Open userDJX opened 5 years ago
The reason might be the distillation loss that I did not implement.
I was first introduced to incremental learning, and when I read your code, I found that you adjusted the parameters a little bit to make your code more accurate to the paper. As for the distillation loss, I think what you wrote is consistent with the paper. I don't know right now.
Excuse me, do you have any way to achieve the same level of results as the paper? I hope you can help me, 1109039558@qq.com, thank you
I think the best way is to contact the author of that paper.
A major issue with your implementation is that the layers of the main model are trainable even while adjusting the bias correction parameters when it should ideally be frozen. Also, the bias layer's parameters should be frozen during training the FC and convolutional layers.
Hello, I seem to have found a problem with this code. If the sample set is removed and the bias is removed, the remaining part should be LwF, but when I run the LwF algorithm, I still find the result is wrong.
I'm thinking about two things, one is that the FC layer is directly output to 10 in this code, and the other is the part of network parameters. I feel that as long as the accuracy of that part of LwF algorithm is improved, the accuracy of this code will be improved, but My ability is limited, I hope you can help me ~
@srvCodes Thank you for pointing out my mistakes. I have changed the code. @userDJX After fixing the parameter when training, the results seem better. Thank you for your response and advice.
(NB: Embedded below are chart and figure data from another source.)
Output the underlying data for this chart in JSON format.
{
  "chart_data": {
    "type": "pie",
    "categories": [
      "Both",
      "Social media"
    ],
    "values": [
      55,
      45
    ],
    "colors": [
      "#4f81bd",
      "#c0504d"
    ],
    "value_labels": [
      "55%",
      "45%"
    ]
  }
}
If you want to send to improve accuracy of incremental, can try to modify the size of the train_x, from 9000 to 10000, in cifar100. Add in py, as well as in the BIC algorithm, the paper just changed the new category of bias, the old class bias did not change, this you can see, the last point is that you need in front of the previous_model plus with the torch. No_grad or self. Previous_model. Eval ()
I hope your algorithm can reach the result of the paper as soon as possible
I duplicated it successfully, and the result was 0.817 0.7265 0.6555 0.5971 0.5561. I checked the experimental part of BIC paper again, and found that the author might deliberately choose the best data to write in the paper. The reason is that in Figure 8 of the paper, the first 20 categories do not increase. If the same model is selected, such as ResNet, for training, then the purple circle is unlikely to be 2% higher than other coils, such as ICARL
It's possible. Thank you for your help!
I have incorporated the same with a dynamic model and a couple of other details, e.g., the authors say that the bias correction should be done only after the second incremental batch has arrived. You can find the implementation at https://github.com/srvCodes/continual-learning-benchmark. @sairin1202 - thanks for having made your code public, would not be possible without that. :+1:
Hello, Please, I wonder why you multiply the distillation loss by T² and not by alpha?
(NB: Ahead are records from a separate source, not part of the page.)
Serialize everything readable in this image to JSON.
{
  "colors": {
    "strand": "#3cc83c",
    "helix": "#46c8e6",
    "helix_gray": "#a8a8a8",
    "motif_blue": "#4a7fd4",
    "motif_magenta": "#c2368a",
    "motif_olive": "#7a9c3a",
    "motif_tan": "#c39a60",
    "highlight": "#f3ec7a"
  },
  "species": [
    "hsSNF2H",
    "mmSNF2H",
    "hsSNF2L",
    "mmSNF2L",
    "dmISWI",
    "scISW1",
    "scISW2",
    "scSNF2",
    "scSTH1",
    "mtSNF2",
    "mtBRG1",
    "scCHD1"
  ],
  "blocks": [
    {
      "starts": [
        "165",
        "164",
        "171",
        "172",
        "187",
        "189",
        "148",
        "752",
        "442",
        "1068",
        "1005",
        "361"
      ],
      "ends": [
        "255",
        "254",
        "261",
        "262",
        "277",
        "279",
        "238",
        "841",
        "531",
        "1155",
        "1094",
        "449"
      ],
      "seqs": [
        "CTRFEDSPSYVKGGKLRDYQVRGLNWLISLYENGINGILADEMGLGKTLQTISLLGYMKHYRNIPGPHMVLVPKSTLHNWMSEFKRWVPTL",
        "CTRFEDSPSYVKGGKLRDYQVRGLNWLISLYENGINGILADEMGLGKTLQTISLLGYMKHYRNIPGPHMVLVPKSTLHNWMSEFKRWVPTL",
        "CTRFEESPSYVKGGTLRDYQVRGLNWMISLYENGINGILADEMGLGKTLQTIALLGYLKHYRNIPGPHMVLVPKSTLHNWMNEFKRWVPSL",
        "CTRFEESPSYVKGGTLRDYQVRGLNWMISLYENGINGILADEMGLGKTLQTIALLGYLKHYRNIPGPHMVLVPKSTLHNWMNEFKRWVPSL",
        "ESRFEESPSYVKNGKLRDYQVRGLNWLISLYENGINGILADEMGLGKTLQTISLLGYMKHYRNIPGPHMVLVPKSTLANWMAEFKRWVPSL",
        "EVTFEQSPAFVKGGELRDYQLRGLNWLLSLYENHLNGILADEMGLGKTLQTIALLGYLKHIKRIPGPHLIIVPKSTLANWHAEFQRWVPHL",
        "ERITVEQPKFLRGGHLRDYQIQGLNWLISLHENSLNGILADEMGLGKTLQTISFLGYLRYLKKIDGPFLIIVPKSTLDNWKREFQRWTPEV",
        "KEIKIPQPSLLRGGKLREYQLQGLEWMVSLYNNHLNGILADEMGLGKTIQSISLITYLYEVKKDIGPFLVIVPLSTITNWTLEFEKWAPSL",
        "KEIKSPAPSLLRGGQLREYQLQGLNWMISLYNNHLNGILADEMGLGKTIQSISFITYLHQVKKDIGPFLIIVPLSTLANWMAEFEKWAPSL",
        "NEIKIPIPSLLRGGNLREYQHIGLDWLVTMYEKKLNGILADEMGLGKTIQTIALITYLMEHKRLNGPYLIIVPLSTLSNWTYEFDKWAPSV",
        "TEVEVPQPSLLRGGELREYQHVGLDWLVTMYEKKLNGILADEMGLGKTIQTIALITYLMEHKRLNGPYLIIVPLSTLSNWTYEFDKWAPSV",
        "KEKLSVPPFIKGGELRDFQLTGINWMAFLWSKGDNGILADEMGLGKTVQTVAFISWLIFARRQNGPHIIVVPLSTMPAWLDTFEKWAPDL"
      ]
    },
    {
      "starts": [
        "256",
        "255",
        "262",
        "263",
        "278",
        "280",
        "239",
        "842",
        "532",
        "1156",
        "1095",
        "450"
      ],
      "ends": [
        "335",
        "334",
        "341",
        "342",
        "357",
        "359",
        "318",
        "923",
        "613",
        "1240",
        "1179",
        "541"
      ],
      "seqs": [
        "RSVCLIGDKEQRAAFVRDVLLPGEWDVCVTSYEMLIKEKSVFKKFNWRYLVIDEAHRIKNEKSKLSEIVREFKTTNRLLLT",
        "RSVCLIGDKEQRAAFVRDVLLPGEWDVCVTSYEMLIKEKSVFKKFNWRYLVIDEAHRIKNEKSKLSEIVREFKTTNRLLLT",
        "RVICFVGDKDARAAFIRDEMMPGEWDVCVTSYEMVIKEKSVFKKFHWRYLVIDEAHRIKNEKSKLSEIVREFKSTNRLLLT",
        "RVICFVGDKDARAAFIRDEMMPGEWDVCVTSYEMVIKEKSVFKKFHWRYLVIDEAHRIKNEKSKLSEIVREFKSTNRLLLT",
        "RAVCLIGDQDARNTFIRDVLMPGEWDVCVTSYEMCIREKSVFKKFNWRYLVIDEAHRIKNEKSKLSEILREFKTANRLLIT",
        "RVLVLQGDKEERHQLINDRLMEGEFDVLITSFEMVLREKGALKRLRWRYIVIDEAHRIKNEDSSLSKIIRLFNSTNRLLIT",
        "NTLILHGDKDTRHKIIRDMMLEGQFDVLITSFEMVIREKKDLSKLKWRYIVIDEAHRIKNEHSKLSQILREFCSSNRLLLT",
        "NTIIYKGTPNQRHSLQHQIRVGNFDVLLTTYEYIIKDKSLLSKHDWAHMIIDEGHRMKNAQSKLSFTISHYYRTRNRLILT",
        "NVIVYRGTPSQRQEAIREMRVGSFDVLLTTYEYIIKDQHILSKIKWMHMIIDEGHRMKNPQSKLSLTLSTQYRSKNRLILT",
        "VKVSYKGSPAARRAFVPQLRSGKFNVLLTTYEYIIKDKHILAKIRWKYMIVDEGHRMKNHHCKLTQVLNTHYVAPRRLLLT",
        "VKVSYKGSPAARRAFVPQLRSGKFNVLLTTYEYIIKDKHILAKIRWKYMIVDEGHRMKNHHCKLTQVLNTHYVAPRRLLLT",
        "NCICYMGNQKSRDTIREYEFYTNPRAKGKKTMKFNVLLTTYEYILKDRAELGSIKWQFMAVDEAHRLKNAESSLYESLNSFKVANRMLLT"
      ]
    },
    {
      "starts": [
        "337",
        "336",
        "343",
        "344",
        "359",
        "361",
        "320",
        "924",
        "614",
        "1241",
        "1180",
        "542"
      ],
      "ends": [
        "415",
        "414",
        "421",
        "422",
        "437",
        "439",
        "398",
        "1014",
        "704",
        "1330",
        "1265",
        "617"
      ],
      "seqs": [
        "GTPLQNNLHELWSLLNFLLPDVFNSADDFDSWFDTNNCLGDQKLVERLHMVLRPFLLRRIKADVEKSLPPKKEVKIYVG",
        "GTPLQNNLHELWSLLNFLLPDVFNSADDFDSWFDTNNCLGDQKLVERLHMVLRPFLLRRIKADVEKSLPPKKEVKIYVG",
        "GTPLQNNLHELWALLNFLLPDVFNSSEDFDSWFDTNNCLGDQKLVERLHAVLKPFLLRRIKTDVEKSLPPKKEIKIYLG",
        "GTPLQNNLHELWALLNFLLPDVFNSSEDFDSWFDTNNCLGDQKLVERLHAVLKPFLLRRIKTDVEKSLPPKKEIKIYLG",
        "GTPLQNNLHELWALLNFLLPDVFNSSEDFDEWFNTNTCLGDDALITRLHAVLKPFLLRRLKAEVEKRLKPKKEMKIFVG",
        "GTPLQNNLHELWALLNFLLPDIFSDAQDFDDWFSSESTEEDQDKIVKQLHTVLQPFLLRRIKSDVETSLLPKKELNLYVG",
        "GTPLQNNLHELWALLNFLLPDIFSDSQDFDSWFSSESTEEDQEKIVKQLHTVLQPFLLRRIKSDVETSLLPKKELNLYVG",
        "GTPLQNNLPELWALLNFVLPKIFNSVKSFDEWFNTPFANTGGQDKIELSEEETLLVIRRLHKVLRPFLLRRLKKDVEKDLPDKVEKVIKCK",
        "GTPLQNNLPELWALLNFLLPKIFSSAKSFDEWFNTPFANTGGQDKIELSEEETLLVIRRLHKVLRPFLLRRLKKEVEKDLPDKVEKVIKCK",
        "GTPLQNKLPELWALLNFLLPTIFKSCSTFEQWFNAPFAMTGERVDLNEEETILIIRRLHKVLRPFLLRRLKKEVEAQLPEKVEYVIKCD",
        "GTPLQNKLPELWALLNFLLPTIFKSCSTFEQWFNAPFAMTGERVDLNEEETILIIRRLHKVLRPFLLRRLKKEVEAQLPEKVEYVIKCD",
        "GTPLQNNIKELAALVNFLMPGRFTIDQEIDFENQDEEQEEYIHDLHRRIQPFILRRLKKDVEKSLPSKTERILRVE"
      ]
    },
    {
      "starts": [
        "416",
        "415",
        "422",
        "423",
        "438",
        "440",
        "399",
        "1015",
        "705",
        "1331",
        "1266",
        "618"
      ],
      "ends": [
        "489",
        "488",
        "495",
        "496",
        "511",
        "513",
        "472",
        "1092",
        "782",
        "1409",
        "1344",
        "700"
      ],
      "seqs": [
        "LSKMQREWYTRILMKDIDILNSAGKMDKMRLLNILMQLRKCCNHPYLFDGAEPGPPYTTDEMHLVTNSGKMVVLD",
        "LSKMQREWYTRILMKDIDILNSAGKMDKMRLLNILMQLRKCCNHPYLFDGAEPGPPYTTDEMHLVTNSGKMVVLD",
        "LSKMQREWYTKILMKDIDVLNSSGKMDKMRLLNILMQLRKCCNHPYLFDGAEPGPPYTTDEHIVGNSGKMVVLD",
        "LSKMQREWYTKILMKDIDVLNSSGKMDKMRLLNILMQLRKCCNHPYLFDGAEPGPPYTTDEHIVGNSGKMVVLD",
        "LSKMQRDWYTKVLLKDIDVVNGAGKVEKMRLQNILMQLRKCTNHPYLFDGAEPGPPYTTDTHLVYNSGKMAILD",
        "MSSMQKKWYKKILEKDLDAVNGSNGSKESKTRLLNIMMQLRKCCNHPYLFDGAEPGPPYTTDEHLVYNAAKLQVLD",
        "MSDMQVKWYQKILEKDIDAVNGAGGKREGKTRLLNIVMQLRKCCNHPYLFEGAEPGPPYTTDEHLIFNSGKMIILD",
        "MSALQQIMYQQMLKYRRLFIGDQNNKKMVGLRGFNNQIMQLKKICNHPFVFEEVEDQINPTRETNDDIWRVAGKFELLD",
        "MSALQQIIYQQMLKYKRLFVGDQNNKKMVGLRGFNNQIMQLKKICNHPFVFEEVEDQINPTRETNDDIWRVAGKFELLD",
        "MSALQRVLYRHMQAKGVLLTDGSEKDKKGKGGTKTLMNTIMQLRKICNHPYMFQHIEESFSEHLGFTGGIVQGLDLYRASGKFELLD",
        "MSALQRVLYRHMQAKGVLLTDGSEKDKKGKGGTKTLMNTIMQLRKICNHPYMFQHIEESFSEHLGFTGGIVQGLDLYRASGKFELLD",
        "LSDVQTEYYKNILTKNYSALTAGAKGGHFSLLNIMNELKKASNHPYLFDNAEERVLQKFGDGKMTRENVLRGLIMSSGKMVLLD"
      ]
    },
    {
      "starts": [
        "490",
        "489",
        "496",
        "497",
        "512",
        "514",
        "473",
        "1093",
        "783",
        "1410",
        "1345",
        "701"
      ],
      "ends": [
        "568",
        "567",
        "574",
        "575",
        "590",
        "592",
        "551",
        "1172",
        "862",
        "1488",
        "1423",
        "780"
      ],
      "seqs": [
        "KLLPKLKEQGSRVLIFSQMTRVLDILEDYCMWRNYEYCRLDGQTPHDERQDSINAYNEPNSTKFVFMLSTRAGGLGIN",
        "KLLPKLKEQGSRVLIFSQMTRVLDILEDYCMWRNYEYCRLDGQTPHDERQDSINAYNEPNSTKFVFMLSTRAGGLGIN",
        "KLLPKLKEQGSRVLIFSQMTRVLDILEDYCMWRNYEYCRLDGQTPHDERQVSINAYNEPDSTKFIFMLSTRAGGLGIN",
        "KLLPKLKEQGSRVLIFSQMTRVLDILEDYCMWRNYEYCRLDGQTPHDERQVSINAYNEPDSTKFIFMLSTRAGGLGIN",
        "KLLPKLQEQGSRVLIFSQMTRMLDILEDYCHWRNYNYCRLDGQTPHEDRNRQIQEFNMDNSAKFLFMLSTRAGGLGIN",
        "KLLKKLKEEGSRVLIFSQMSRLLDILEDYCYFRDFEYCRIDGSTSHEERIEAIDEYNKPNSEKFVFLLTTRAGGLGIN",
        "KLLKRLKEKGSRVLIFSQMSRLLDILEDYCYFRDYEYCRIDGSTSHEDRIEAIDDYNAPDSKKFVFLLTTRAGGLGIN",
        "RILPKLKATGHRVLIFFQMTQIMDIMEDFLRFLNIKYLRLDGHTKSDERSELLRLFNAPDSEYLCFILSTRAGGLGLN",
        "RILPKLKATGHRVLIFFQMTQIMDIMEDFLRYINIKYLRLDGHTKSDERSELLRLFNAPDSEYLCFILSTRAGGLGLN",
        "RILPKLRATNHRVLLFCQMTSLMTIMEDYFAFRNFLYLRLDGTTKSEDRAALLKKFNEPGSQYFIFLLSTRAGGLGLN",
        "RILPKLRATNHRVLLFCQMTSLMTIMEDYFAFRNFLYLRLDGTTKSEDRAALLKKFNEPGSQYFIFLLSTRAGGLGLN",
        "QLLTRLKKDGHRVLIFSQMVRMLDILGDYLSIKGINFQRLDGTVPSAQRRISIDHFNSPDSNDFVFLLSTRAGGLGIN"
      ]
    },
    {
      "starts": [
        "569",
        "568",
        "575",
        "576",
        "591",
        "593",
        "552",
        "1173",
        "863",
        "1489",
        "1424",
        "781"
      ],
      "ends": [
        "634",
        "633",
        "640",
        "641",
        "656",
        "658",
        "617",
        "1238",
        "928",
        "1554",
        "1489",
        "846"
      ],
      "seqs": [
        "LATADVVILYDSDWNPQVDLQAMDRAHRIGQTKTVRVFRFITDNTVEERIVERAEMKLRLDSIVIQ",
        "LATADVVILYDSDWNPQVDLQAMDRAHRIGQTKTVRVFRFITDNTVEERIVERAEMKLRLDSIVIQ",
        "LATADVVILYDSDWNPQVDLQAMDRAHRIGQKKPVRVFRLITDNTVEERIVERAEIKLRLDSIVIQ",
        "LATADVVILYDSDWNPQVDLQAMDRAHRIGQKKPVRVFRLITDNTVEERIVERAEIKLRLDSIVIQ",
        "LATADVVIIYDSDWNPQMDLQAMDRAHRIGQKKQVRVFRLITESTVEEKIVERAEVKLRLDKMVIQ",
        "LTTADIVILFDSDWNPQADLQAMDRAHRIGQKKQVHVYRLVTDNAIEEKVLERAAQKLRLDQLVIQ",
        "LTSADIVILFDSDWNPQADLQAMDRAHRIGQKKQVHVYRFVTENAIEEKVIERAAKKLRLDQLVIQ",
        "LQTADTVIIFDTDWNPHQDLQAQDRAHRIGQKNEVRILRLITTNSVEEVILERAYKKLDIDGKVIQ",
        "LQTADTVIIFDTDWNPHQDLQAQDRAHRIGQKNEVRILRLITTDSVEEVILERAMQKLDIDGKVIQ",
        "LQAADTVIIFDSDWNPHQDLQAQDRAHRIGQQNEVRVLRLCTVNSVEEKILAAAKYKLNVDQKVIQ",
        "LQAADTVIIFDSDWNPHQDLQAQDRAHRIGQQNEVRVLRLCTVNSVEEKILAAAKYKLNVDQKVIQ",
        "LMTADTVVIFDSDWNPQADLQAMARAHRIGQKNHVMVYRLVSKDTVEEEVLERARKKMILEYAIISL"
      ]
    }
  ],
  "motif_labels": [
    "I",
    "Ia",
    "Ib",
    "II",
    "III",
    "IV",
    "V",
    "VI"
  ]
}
I would say that the original formula of distillation is:
loss = alpha * loss_soft_target + (1-alpha) * loss_hard_target
instead of
loss = loss_soft_target * T * T + (1-alpha) * loss_hard_target
@EdenBelouadah I think they scale the distillation loss by T² because that's they say to do in the original knowledge distillation paper when using both soft and hard targets in the loss:
"Since the magnitudes of the gradients produced by the soft targets scale as 1/T² it is important to multiply them by T² when using both hard and soft targets. This ensures that the relative contributions of the hard and soft targets remain roughly unchanged if the temperature used for distillation is changed while experimenting with meta-parameters."
- (See the last paragraph of section 2 "Distillation" here).
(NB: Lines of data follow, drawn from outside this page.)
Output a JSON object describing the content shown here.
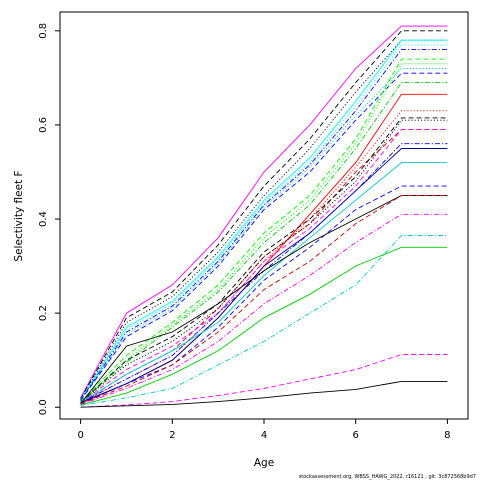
{
  "chart_data": {
    "type": "line",
    "xlabel": "Age",
    "ylabel": "Selectivity fleet F",
    "xlim": [
      -0.45,
      8.45
    ],
    "ylim": [
      -0.025,
      0.84
    ],
    "x_ticks": [
      "0",
      "2",
      "4",
      "6",
      "8"
    ],
    "y_ticks": [
      "0.0",
      "0.2",
      "0.4",
      "0.6",
      "0.8"
    ],
    "x": [
      0,
      1,
      2,
      3,
      4,
      5,
      6,
      7,
      8
    ],
    "grid": false,
    "legend": "none",
    "series": [
      {
        "color": "#ff00ff",
        "dash": "solid",
        "values": [
          0.02,
          0.2,
          0.26,
          0.36,
          0.5,
          0.6,
          0.72,
          0.81,
          0.81
        ]
      },
      {
        "color": "#000000",
        "dash": "dashed",
        "values": [
          0.018,
          0.19,
          0.245,
          0.345,
          0.47,
          0.57,
          0.69,
          0.8,
          0.8
        ]
      },
      {
        "color": "#000000",
        "dash": "dotted",
        "values": [
          0.017,
          0.18,
          0.235,
          0.33,
          0.45,
          0.55,
          0.67,
          0.78,
          0.78
        ]
      },
      {
        "color": "#00ffff",
        "dash": "solid",
        "values": [
          0.016,
          0.17,
          0.225,
          0.32,
          0.44,
          0.53,
          0.65,
          0.78,
          0.78
        ]
      },
      {
        "color": "#00ffff",
        "dash": "dotted",
        "values": [
          0.016,
          0.165,
          0.22,
          0.315,
          0.435,
          0.52,
          0.64,
          0.77,
          0.77
        ]
      },
      {
        "color": "#0000ff",
        "dash": "dashdot",
        "values": [
          0.015,
          0.16,
          0.215,
          0.31,
          0.43,
          0.515,
          0.63,
          0.76,
          0.76
        ]
      },
      {
        "color": "#00cdcd",
        "dash": "dotted",
        "values": [
          0.015,
          0.155,
          0.21,
          0.305,
          0.425,
          0.51,
          0.62,
          0.72,
          0.72
        ]
      },
      {
        "color": "#0000ff",
        "dash": "dashed",
        "values": [
          0.014,
          0.15,
          0.205,
          0.3,
          0.42,
          0.5,
          0.61,
          0.71,
          0.71
        ]
      },
      {
        "color": "#00ff00",
        "dash": "dashed",
        "values": [
          0.012,
          0.11,
          0.18,
          0.26,
          0.37,
          0.45,
          0.57,
          0.74,
          0.74
        ]
      },
      {
        "color": "#00ff00",
        "dash": "dotted",
        "values": [
          0.012,
          0.1,
          0.175,
          0.25,
          0.36,
          0.44,
          0.56,
          0.73,
          0.73
        ]
      },
      {
        "color": "#00cd00",
        "dash": "dashdot",
        "values": [
          0.011,
          0.095,
          0.17,
          0.245,
          0.35,
          0.43,
          0.55,
          0.69,
          0.69
        ]
      },
      {
        "color": "#ff0000",
        "dash": "solid",
        "values": [
          0.008,
          0.05,
          0.1,
          0.19,
          0.3,
          0.41,
          0.52,
          0.665,
          0.665
        ]
      },
      {
        "color": "#ff0000",
        "dash": "dotted",
        "values": [
          0.009,
          0.06,
          0.11,
          0.2,
          0.31,
          0.4,
          0.51,
          0.63,
          0.63
        ]
      },
      {
        "color": "#cd0000",
        "dash": "dashed",
        "values": [
          0.009,
          0.07,
          0.12,
          0.21,
          0.32,
          0.39,
          0.5,
          0.59,
          0.59
        ]
      },
      {
        "color": "#000000",
        "dash": "dashed",
        "values": [
          0.01,
          0.1,
          0.15,
          0.22,
          0.33,
          0.4,
          0.49,
          0.615,
          0.615
        ]
      },
      {
        "color": "#000000",
        "dash": "dotted",
        "values": [
          0.01,
          0.09,
          0.14,
          0.21,
          0.32,
          0.39,
          0.48,
          0.61,
          0.61
        ]
      },
      {
        "color": "#ff00ff",
        "dash": "dashed",
        "values": [
          0.01,
          0.08,
          0.13,
          0.2,
          0.31,
          0.38,
          0.47,
          0.59,
          0.59
        ]
      },
      {
        "color": "#000080",
        "dash": "solid",
        "values": [
          0.01,
          0.05,
          0.1,
          0.19,
          0.3,
          0.37,
          0.46,
          0.55,
          0.55
        ]
      },
      {
        "color": "#0000ff",
        "dash": "dashdot",
        "values": [
          0.01,
          0.06,
          0.11,
          0.2,
          0.29,
          0.37,
          0.46,
          0.56,
          0.56
        ]
      },
      {
        "color": "#00cdcd",
        "dash": "solid",
        "values": [
          0.01,
          0.07,
          0.12,
          0.18,
          0.28,
          0.36,
          0.44,
          0.52,
          0.52
        ]
      },
      {
        "color": "#0000ff",
        "dash": "dashed",
        "values": [
          0.008,
          0.05,
          0.09,
          0.17,
          0.27,
          0.34,
          0.42,
          0.47,
          0.47
        ]
      },
      {
        "color": "#000000",
        "dash": "solid",
        "values": [
          0.008,
          0.13,
          0.16,
          0.22,
          0.29,
          0.35,
          0.4,
          0.45,
          0.45
        ]
      },
      {
        "color": "#cd0000",
        "dash": "dashed",
        "values": [
          0.007,
          0.045,
          0.09,
          0.16,
          0.25,
          0.31,
          0.39,
          0.45,
          0.45
        ]
      },
      {
        "color": "#ff00ff",
        "dash": "dashdot",
        "values": [
          0.006,
          0.04,
          0.08,
          0.14,
          0.22,
          0.28,
          0.35,
          0.41,
          0.41
        ]
      },
      {
        "color": "#00cccc",
        "dash": "dashdot",
        "values": [
          0.004,
          0.02,
          0.04,
          0.09,
          0.14,
          0.2,
          0.26,
          0.365,
          0.365
        ]
      },
      {
        "color": "#00cd00",
        "dash": "solid",
        "values": [
          0.005,
          0.03,
          0.07,
          0.12,
          0.19,
          0.24,
          0.3,
          0.34,
          0.34
        ]
      },
      {
        "color": "#ff00ff",
        "dash": "dashed",
        "values": [
          0.0,
          0.005,
          0.012,
          0.025,
          0.04,
          0.06,
          0.08,
          0.112,
          0.112
        ]
      },
      {
        "color": "#000000",
        "dash": "solid",
        "values": [
          0.0,
          0.003,
          0.006,
          0.012,
          0.02,
          0.03,
          0.038,
          0.055,
          0.055
        ]
      }
    ]
  },
  "footer_text": "stockassessment.org, WBSS_HAWG_2022, r16121 , git: 3c872568b9d7"
}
I don't think they do this scaling though in the original Large Scale Incremental Learning paper though. (See calculation of loss here). It looks like in the original implementation, they use:
loss = alpha * loss_soft_target + (1-alpha) * loss_hard_target
as described in the paper.
@EdenBelouadah I think they scale the distillation loss by T² because that's they say to do in the original knowledge distillation paper when using both soft and hard targets in the loss:
"Since the magnitudes of the gradients produced by the soft targets scale as 1/T² it is important to multiply them by T² when using both hard and soft targets. This ensures that the relative contributions of the hard and soft targets remain roughly unchanged if the temperature used for distillation is changed while experimenting with meta-parameters."
- (See the last paragraph of section 2 "Distillation" here).
I don't think they do this scaling though in the original Large Scale Incremental Learning paper though. (See calculation of loss here). It looks like in the original implementation, they use:
loss = alpha * loss_soft_target + (1-alpha) * loss_hard_target
as described in the paper.
Thank you for the answer. I understand the use of T². However, the distillation used here is:
loss = loss_soft_target * T * T + (1-alpha) * loss_hard_target
I still don't understand why "loss_hard_target" is multiplied by (1-alpha)? alpha is supposed to weighten the contribution of distillation vs. classification loss, isn't it? (I mean shouldn't we multiply "loss_soft_target T T" by alpha? Thank you
Thank you for your contribution. I would like to ask why there is a big error between the experimental results and the paper. I don't know right now.